Shepard Fairey Paints the Town Red

Shepard Fairey, the urban artist who gained prominence with Obama’s 2008 Hope campaign poster, and a team of artists recently hit the streets of Dallas leaving his indelible mark – a series of murals. This Saturday, the Contemporary Art Dealers of Dallas (CADD) organized a tour to view five finished Fairey murals. It was another fun CADD trip with a busload of art lovers.

Shepard Fairey Mural | Oak Cliff | 331 Singleton Blvd., near McPherson (photo: Meg Fitzpatrick)

A question that frequently crosses my mind is “How is this done?” Luckily, Brian Gibb, owner of Deep Ellum gallery The Public Trust, is a long time friend of Shepard Fairey, his fellow street artist. Brian talked with me about the general process and tipped me off to the locations where the murals were happening. I photographed the steps Fairey and his team took over several days to make these urban paintings. The image below is the finished painting at the Dallas Contemporary, followed by the step-by-step activities to make it happen.

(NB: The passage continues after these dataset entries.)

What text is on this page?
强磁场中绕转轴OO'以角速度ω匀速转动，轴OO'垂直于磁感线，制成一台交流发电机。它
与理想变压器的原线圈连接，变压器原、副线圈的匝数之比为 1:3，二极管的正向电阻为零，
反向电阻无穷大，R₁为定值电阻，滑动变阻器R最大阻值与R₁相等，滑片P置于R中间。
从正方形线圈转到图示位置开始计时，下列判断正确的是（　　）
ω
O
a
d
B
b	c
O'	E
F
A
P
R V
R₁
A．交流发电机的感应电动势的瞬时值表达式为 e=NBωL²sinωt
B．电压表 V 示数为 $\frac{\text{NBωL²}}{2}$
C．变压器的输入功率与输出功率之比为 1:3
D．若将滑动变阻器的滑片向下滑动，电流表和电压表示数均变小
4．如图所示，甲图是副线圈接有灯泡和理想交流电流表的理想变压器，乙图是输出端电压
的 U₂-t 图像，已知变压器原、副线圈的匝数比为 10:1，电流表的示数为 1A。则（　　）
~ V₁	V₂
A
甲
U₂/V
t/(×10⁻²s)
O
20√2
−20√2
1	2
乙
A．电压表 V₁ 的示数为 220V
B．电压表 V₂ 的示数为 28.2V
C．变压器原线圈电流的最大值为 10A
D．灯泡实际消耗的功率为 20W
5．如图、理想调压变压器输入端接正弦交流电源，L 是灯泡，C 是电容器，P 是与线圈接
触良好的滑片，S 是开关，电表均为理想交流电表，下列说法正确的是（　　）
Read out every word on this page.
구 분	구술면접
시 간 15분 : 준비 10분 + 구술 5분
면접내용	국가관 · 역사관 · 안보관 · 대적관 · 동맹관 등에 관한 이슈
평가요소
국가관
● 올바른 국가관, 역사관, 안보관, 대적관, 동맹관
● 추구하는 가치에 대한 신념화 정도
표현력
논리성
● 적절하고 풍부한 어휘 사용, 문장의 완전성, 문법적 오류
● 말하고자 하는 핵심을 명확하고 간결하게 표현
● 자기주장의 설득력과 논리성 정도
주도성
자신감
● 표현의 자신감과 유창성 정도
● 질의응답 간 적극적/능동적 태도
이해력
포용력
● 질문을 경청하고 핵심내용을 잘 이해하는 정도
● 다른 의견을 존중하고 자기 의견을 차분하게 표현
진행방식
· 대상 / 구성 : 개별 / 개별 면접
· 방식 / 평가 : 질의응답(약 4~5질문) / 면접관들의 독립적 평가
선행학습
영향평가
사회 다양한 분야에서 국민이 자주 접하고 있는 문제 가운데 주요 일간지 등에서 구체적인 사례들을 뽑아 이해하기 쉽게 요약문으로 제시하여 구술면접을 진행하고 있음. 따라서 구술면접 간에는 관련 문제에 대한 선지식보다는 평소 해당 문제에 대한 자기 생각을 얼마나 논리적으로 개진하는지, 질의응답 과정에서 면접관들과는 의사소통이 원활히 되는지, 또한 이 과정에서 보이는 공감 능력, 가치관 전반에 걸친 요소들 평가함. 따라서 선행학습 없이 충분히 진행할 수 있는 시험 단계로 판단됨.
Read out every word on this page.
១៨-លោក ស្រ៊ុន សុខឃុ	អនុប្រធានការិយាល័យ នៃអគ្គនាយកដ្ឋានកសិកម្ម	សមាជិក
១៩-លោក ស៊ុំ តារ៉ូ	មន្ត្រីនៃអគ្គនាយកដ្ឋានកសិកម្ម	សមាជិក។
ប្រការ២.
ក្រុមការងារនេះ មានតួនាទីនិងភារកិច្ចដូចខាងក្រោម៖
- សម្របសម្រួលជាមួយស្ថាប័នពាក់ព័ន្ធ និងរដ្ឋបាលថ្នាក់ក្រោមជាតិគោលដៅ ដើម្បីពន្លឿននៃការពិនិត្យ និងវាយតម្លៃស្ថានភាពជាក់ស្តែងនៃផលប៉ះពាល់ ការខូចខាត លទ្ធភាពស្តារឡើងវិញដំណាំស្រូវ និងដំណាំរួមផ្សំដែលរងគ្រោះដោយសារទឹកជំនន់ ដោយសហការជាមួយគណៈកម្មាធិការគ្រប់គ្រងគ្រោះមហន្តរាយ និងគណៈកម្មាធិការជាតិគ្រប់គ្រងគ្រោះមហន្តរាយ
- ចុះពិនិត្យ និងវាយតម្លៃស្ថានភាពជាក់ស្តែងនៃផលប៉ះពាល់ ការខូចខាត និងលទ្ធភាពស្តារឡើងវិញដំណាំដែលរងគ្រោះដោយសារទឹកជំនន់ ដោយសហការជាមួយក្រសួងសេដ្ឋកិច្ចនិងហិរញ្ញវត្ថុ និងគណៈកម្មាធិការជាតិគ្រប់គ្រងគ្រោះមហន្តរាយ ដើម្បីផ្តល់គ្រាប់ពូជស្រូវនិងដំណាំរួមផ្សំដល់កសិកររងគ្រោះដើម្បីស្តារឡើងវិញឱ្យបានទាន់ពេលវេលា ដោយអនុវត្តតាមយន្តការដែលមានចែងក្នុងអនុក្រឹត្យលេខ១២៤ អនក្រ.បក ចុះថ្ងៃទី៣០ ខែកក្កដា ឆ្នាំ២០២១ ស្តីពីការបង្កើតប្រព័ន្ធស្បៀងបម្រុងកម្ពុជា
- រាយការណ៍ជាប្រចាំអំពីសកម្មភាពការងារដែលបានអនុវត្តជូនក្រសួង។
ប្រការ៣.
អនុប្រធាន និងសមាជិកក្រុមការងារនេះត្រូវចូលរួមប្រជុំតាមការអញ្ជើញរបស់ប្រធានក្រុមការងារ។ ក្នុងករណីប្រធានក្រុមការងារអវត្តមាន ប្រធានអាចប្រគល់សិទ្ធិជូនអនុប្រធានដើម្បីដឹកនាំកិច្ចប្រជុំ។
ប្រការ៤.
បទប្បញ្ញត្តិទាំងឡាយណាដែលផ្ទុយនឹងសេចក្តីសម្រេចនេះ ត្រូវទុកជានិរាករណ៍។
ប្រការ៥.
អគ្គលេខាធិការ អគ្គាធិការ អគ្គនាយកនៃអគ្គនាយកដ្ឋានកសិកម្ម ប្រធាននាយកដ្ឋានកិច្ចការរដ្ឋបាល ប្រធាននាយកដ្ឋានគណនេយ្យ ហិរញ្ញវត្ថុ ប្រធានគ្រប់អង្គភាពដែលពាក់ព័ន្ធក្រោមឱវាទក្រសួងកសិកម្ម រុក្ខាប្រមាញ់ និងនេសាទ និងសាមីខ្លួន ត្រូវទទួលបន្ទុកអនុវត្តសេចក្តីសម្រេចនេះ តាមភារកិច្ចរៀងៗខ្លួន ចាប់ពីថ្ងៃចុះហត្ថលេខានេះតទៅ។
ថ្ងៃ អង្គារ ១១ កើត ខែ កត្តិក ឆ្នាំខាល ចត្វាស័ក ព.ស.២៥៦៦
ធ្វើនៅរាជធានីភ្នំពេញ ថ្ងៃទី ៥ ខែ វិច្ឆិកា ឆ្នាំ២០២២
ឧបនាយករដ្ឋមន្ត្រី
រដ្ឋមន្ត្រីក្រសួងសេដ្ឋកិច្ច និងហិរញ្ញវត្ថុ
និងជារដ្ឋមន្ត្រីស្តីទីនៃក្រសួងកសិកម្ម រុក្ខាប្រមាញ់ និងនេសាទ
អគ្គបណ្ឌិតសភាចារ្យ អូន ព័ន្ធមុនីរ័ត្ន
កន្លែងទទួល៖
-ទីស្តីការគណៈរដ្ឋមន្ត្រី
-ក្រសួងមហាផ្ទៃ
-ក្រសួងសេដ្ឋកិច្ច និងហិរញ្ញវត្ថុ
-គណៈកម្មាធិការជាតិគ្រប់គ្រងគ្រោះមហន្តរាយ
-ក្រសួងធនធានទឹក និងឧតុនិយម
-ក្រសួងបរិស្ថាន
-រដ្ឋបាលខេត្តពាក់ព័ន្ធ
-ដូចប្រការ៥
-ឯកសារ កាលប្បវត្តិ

Shepard Fairey Mural | Dallas Contemporary | 161 Glass Street, off Riverfront Blvd. | ( photo: Meg Fitzpatrick)

Step 1: Large rolls of paper with preprinted Xeroxed images of the final design were taped, with regular blue painter’s tape, to the wall after a base coat – in this case, black – completely dried.

Step 2: In the photo below, two artists razor cut the outlines to create a stencil.

Step 3: The stencil was then spray-painted with color. Here, the design instructions called for yellow.

Step 4: After the letters were painted and the paper removed, an artist hand paints any edges where crispness is needed. I noticed the brush was small which means this was a methodical, intense step.

That’s a wrap the Dallas Contemporary site.

So, onto another…

The retaining wall below is located at the historic Belmont Hotel. Step 1: Fairey began with a red underpainting.

The Belmont Hotel | Architect: Charles Dilbeck | Intersection of Fort Worth Avenue and Sylvan (photo: Meg Fitzpatrick)

Step 2: The stencil pattern was a bold design requiring only two colors – black and white – to complete this modern concrete billboard.

Just up the hill, stop at the Belmont Bar terrace for a drink, bite and one of the best views of downtown Dallas.